Ç.YILRIMGÜÇLÜ 1, P.DURAK 1, G.KÖKTEN 1, Ö.ERDEMLİ 1


TÜRKİYE YÜKSEK İHTİSAS EĞİTİM VE ARAŞTIRMA HASTANESİ 1

JOUBERT SENDROMUNDA ANESTEZİ :

Joubert sendromu otozomal resesif seyreden, serebellum ve beyin sapı malformasynu işe karakterize bir sendromdur. Gelişme geriliği, hipotoni, hiperpne veya apne atakları, atipik göz hareketleri ve çeşitli seviyelerde mental retardasyon görülebilir. Bu hastalar anesteziklerle oluşabilecek solunum depresyonuna hassas olabilirler. Bu olguda 7 yaşında inguinal herni, hidrosel ve sünnet operasyonu geçiren hastada anestezi yönetimini sunduk.

Normal bir hamilelik sonrası 38. haftada doğan hasta 6. ayında gelişme geriliği görülmesi üzerine çekilen kranial MRI ‘da ‘molar diş’ işaretinin görülmesi üzerine tanı konmuş. 4 yaşında inguinal herni operasyonu geçirdiği ve komplikasyon görülmediği anestezi raporlarından öğrenildi. Hastanın ilk muayenesinde hipertrofik tonsiller, hipertelorizm, yüksek damak, büyük dil dikkati çekiyordu. Mallampati skoru I idi. Operasyon günü geldiğinde kooperasyon kurulabilen hastaya premedikasyon odasında damar yolu açılabildi ve 0,07mg/kg midazolam i.v. uygulandı. Daha sonra operasyon odasına alınan hastaya rutin monitorizasyondan sonra propofol 3mg/kg ve sevoflurane ile indüksiyon uygulandı. Zor entübasyon hazırlığı da yapılmış olan hastaya yapılan direkt laringoskopi grade I olarak değerlendirildi ve 2,5 numara laringeal maske uygulandı. Sevofluran 1,5 MAC oksijen içinde idame için kullanıldı, azot açılmayan ve opioid kullanılmayan hastaya zaman zaman propofol boluslarına ihtiyaç duyuldu. Yaklaşık 90 dakika süren operasyon boyunca ventilasyon gerektiğinde asiste edilerek hastanın spontan solumasına izin verildi. Postoperatif analjezi amaçlı penil blok ve non-stroid im uygulandı. Operasyonun sonlanmasıyla anestezik ajanlar kapatıldı ve spontan soulyan hastanın laringeal maskesi çıkarıldı ve maske ile ventile edildi. 10 dakika sonra spontan yanıt veren hasta 96% saturasyon ile derlenme ünitesine çıkarıldı. Tüm ventilasyon parametreleri dahil monitorize edilen hastanın takibinde hiperpne veya apne atakları gözlenmedi. Ertesi gün servise transfer edilen hasta komplikasyon gözlenmemesi üzerine 36. saatinde taburcu edildi.

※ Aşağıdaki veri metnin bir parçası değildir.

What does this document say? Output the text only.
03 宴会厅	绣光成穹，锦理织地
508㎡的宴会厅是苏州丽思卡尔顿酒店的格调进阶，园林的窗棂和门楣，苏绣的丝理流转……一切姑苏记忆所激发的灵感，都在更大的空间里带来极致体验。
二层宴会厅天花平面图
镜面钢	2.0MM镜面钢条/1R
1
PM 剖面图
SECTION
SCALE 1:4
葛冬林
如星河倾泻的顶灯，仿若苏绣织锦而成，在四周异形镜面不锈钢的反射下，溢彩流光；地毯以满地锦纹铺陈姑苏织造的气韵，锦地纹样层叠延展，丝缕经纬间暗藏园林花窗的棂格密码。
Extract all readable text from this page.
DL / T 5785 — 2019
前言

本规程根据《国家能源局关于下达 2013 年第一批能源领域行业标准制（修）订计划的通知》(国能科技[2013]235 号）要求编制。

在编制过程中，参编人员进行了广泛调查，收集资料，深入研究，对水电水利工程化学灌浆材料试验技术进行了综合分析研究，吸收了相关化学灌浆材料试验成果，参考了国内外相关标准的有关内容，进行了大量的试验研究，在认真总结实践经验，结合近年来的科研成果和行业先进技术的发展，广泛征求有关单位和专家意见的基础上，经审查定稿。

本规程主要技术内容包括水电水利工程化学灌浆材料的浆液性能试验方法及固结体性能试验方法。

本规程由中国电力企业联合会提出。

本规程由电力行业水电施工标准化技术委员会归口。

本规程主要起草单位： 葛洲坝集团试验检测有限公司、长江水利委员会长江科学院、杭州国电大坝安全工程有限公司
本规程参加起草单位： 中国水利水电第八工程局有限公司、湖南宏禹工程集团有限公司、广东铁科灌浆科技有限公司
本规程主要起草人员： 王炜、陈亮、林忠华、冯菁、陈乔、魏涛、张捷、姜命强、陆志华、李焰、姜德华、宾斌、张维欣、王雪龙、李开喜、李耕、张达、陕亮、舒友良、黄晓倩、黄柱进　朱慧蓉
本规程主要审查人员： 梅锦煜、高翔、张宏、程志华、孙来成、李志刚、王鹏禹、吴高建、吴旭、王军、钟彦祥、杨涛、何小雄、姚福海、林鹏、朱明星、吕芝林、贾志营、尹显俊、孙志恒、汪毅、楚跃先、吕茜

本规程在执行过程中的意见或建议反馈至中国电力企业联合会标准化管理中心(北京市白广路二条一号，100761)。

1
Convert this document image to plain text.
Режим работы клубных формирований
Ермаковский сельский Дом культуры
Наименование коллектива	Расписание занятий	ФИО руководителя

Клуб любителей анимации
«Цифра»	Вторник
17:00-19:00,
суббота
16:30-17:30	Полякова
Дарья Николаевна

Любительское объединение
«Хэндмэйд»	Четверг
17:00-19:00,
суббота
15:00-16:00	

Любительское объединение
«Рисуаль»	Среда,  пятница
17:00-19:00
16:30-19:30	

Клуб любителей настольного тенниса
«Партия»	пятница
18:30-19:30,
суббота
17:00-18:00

İlk defa 1969’da tanımlanan bu sendromun anestezi yönetimi ile ilgili sınırlı sayıda literatür bulunmaktadır. Bu hastaların bilinmesi gereken en önemli özellikler opioid ve azota olan duyarlılıkları, dolayısıyla postoperatif yakın monitorizasyon gereksinimleri ve anatomileri nedeniyle zor entübasyon olabilecekleridir.